2009年06月01日

【峰崎参議のニュースレーター号外】目先の景気対策では意味がない

今年1~3月期のGDP(国内総生産)の落ち込みはオイルショック時の過去最悪の数値を大きく上回り史上最悪だった。2期連続しての二桁マイナスも史上初めてで、まさに「100年に1度」という経済の落ち込みを経験中なのだろう。落ち込みは先進国の中では最大で、サブプライムローン問題の発信源となった米国や欧州よりも深刻だ。日銀や民間のエコノミストの予測をみると、4~6月期はプラス成長になると見込んでいるが、雇用など遅行指数である数値が一段と悪化すれば、内需の落ち込みが進み、V字型の回復など到底見込めない。

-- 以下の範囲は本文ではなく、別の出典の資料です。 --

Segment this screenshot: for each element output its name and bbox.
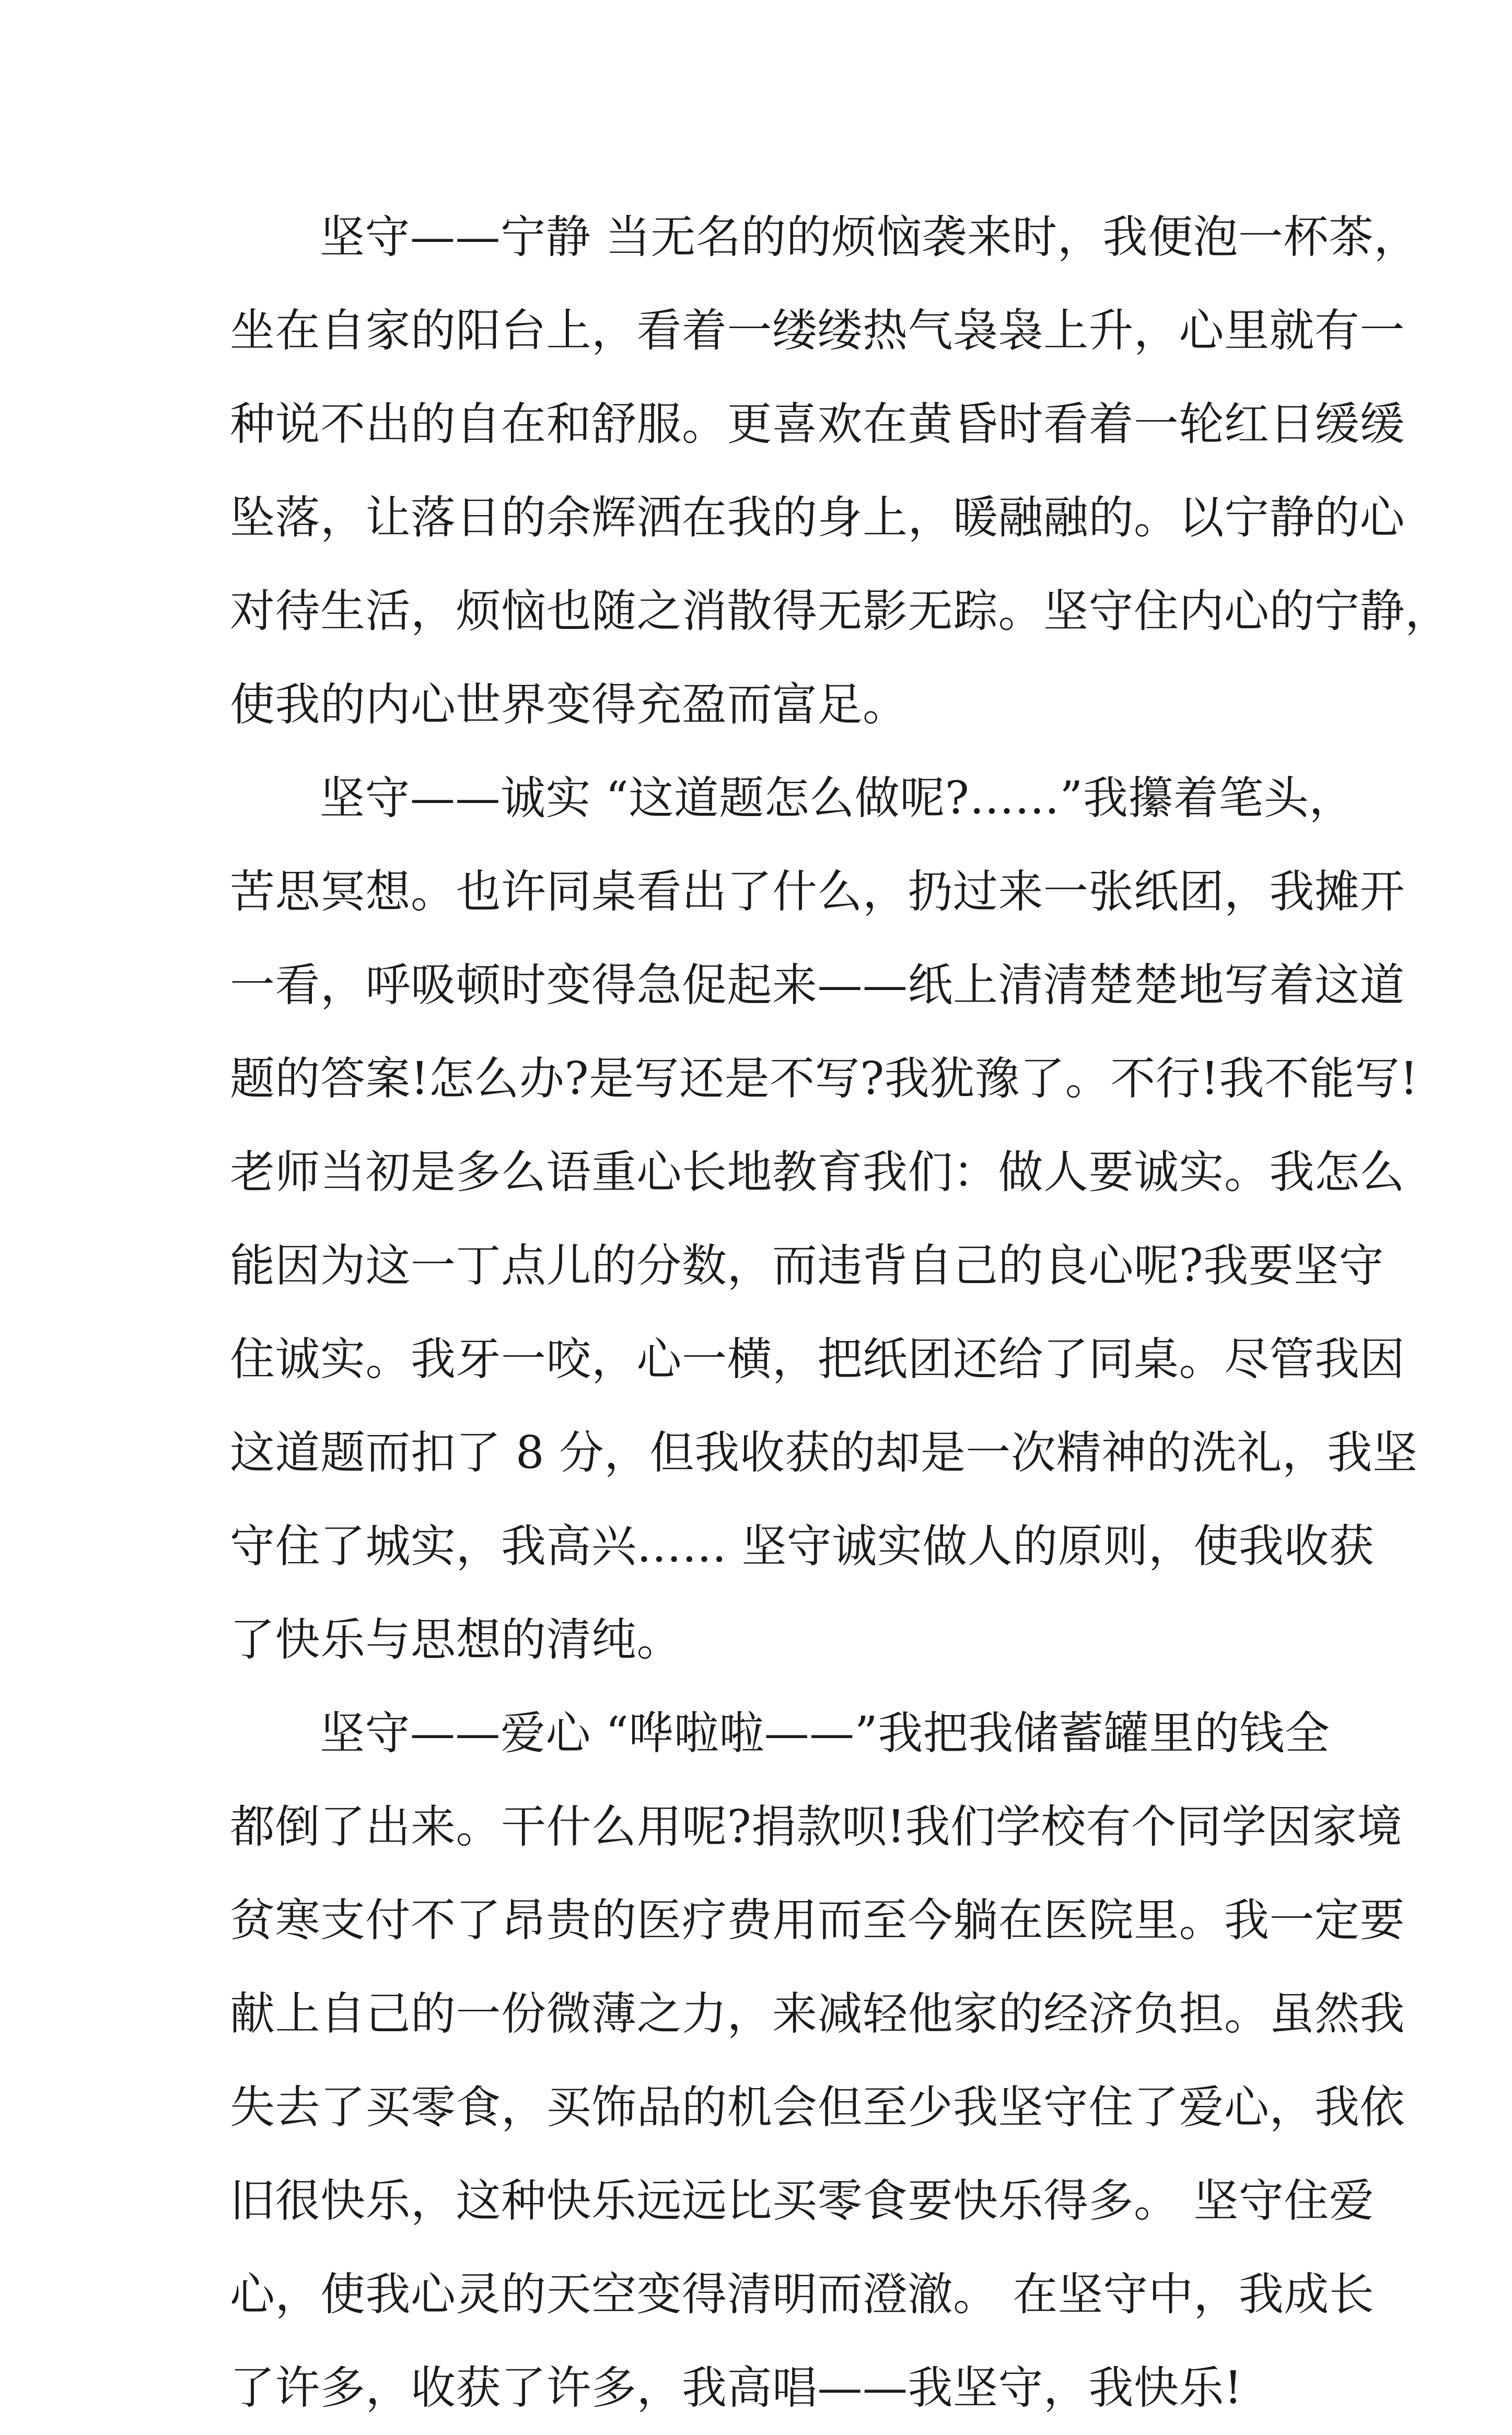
text-line: 坐在自家的阳台上，看着一缕缕热气袅袅上升，心里就有一	[230, 305, 1405, 357]
text-line: 苦思冥想。也许同桌看出了什么，扔过来一张纸团，我摊开	[230, 866, 1405, 918]
text-line: 都倒了出来。干什么用呢?捐款呗!我们学校有个同学因家境	[230, 1801, 1403, 1853]
text-line: 贫寒支付不了昂贵的医疗费用而至今躺在医院里。我一定要	[230, 1894, 1405, 1947]
text-line: 对待生活，烦恼也随之消散得无影无踪。坚守住内心的宁静，	[230, 585, 1450, 637]
text-line: 种说不出的自在和舒服。更喜欢在黄昏时看着一轮红日缓缓	[230, 398, 1405, 450]
paragraph-honesty	[230, 752, 1418, 1687]
paragraph-love	[230, 1687, 1405, 2435]
paragraph-tranquility	[230, 191, 1450, 752]
text-line: 题的答案!怎么办?是写还是不写?我犹豫了。不行!我不能写!	[230, 1053, 1418, 1105]
text-line: 失去了买零食，买饰品的机会但至少我坚守住了爱心，我依	[230, 2081, 1405, 2134]
text-line: 了许多，收获了许多，我高唱——我坚守，我快乐!	[230, 2362, 1243, 2414]
text-line: 坠落，让落日的余辉洒在我的身上，暖融融的。以宁静的心	[230, 492, 1405, 544]
text-line: 心，使我心灵的天空变得清明而澄澈。 在坚守中，我成长	[230, 2268, 1375, 2321]
text-line: 坚守——诚实 “这道题怎么做呢?……”我攥着笔头，	[320, 772, 1354, 824]
document-body	[230, 191, 1450, 2435]
text-line: 献上自己的一份微薄之力，来减轻他家的经济负担。虽然我	[230, 1988, 1405, 2040]
text-line: 坚守——爱心 “哗啦啦——”我把我储蓄罐里的钱全	[320, 1707, 1330, 1760]
text-line: 能因为这一丁点儿的分数，而违背自己的良心呢?我要坚守	[230, 1240, 1385, 1292]
text-line: 老师当初是多么语重心长地教育我们：做人要诚实。我怎么	[230, 1146, 1405, 1198]
text-line: 住诚实。我牙一咬，心一横，把纸团还给了同桌。尽管我因	[230, 1333, 1405, 1385]
text-line: 旧很快乐，这种快乐远远比买零食要快乐得多。 坚守住爱	[230, 2175, 1375, 2227]
text-line: 守住了城实，我高兴…… 坚守诚实做人的原则，使我收获	[230, 1520, 1375, 1572]
text-line: 使我的内心世界变得充盈而富足。	[230, 679, 908, 731]
text-line: 了快乐与思想的清纯。	[230, 1614, 682, 1666]
text-line: 一看，呼吸顿时变得急促起来——纸上清清楚楚地写着这道	[230, 959, 1405, 1011]
text-line: 坚守——宁静 当无名的的烦恼袭来时，我便泡一杯茶，	[320, 211, 1419, 263]
text-line: 这道题而扣了 8 分，但我收获的却是一次精神的洗礼，我坚	[230, 1427, 1418, 1479]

なぜ、これほどまでに落ち込んだのか。米国の過剰消費に支えられ、日本の円安バブルに助けられ、自動車や電機機器を中心とした輸出が日本経済の牽引(けんいん)役となっていたことに原因があった。内需主導経済への転換は「前川リポート」以来の課題であったが、結局その転換が進まず、自動車産業や電機産業といった成熟産業に依存し続けてきたツケが回ってきたのである。今回の政府の超大型補正予算案も、エコカーやエコポイントを使った白物家電など、エコの名前を使った「成熟産業育成策」になっていることを問題視する向きも多い。このように車や家電製品の消費を促進しても、消費の先食いでしかなく、新しいイノベーションに結びつかないのではないか。

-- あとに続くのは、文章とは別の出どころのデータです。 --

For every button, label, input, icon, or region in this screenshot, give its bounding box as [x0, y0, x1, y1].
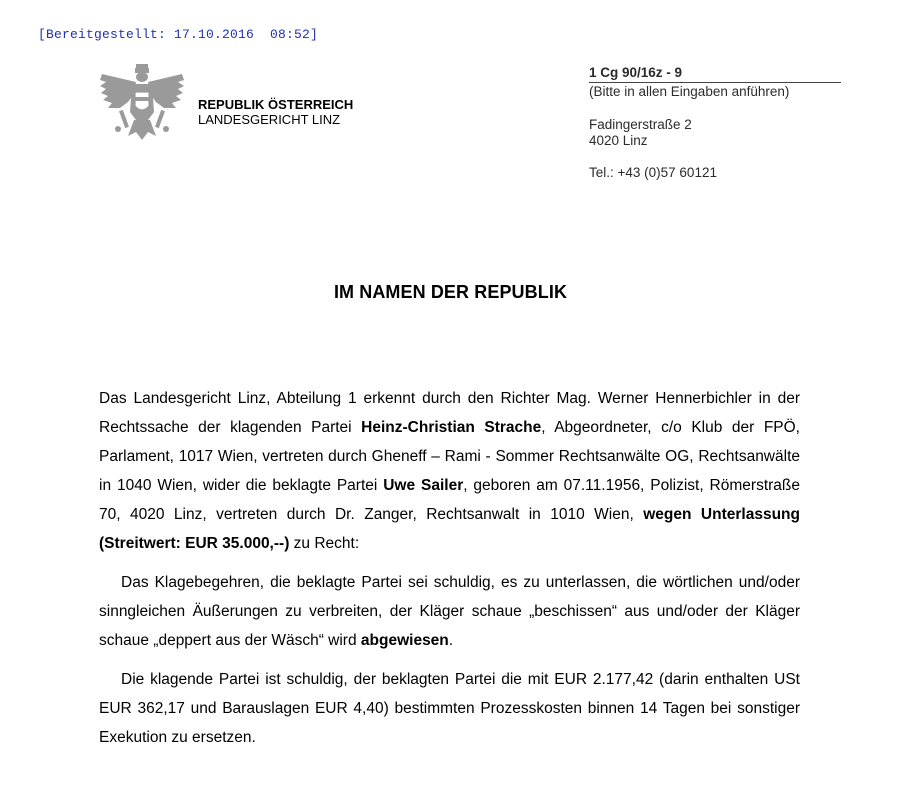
paragraph-ruling [99, 568, 800, 655]
ruling-result: abgewiesen [360, 632, 449, 649]
paragraph-parties-text-d: zu Recht: [289, 535, 360, 552]
paragraph-ruling-text-b: . [448, 632, 454, 649]
paragraph-parties [99, 384, 800, 558]
court-header [198, 97, 353, 127]
case-info [589, 64, 841, 181]
case-number: 1 Cg 90/16z - 9 [589, 64, 841, 83]
document-title: IM NAMEN DER REPUBLIK [333, 282, 568, 302]
austrian-eagle-emblem [98, 62, 186, 144]
paragraph-parties-text-a: Das Landesgericht Linz, Abteilung 1 erkennt durch den Richter Mag. Werner Hennerbichler in der Rechtssache der klagenden Partei [99, 390, 800, 436]
court-phone: Tel.: +43 (0)57 60121 [589, 165, 717, 180]
paragraph-ruling-text-a: Das Klagebegehren, die beklagte Partei sei schuldig, es zu unterlassen, die wörtlichen und/oder sinngleichen Äußerungen zu verbreiten, der Kläger schaue „beschissen“ aus und/oder der Kläger schaue „deppert aus der Wäsch“ wird [99, 574, 800, 649]
paragraph-parties-text-b: , Abgeordneter, c/o Klub der FPÖ, Parlament, 1017 Wien, vertreten durch Gheneff – Rami - Sommer Rechtsanwälte OG, Rechtsanwälte in 1040 Wien, wider die beklagte Partei [99, 419, 800, 494]
court-city: 4020 Linz [589, 133, 648, 148]
provision-timestamp: [Bereitgestellt: 17.10.2016 08:52] [38, 27, 319, 42]
paragraph-costs: Die klagende Partei ist schuldig, der beklagten Partei die mit EUR 2.177,42 (darin enthalten USt EUR 362,17 und Barauslagen EUR 4,40) bestimmten Prozesskosten binnen 14 Tagen bei sonstiger Exekution zu ersetzen. [99, 671, 800, 746]
court-name: LANDESGERICHT LINZ [198, 112, 341, 127]
case-number-hint: (Bitte in allen Eingaben anführen) [589, 84, 790, 99]
court-country: REPUBLIK ÖSTERREICH [198, 97, 354, 112]
judgment-body [99, 384, 800, 752]
court-street: Fadingerstraße 2 [589, 117, 692, 132]
plaintiff-name: Heinz-Christian Strache [361, 419, 542, 436]
defendant-name: Uwe Sailer [383, 477, 464, 494]
case-subject: wegen Unterlassung (Streitwert: EUR 35.000,--) [99, 506, 800, 552]
court-address [589, 117, 841, 149]
paragraph-parties-text-c: , geboren am 07.11.1956, Polizist, Römerstraße 70, 4020 Linz, vertreten durch Dr. Zanger, Rechtsanwalt in 1010 Wien, [99, 477, 800, 523]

さらに、問題は供給過剰に陥っている企業に対して税金を直接投入する仕組みを設けたことだ。しかも、どの企業に投入するかは第三者ではなく、関係省庁が判断するという仕組みで、市場に対するあからさまな政治介入が進められようとしている。さらには、日銀や銀行等保有株式買取機構の株式買い上げに加え、政府自らが50兆円の予算を用意して直接株式市場に介入する準備が進められている。

銀行という社会的な信用システムを守るがゆえに公的資金の投入が許容されるわけで、民間企業に対してどうして許されるのか。その根拠が「大きすぎてつぶせない」ということにあるとすれば、モラルハザードも極まれり、と言うしかない。

2009年3月期決算で、りそな銀行がメガバンクの中で一番の利益を上げたが、その要因は株式保有を極めて少なくした結果、減損会計の適用がほとんどなかったためだという。こういう改革こそ、今求められているのだと思う。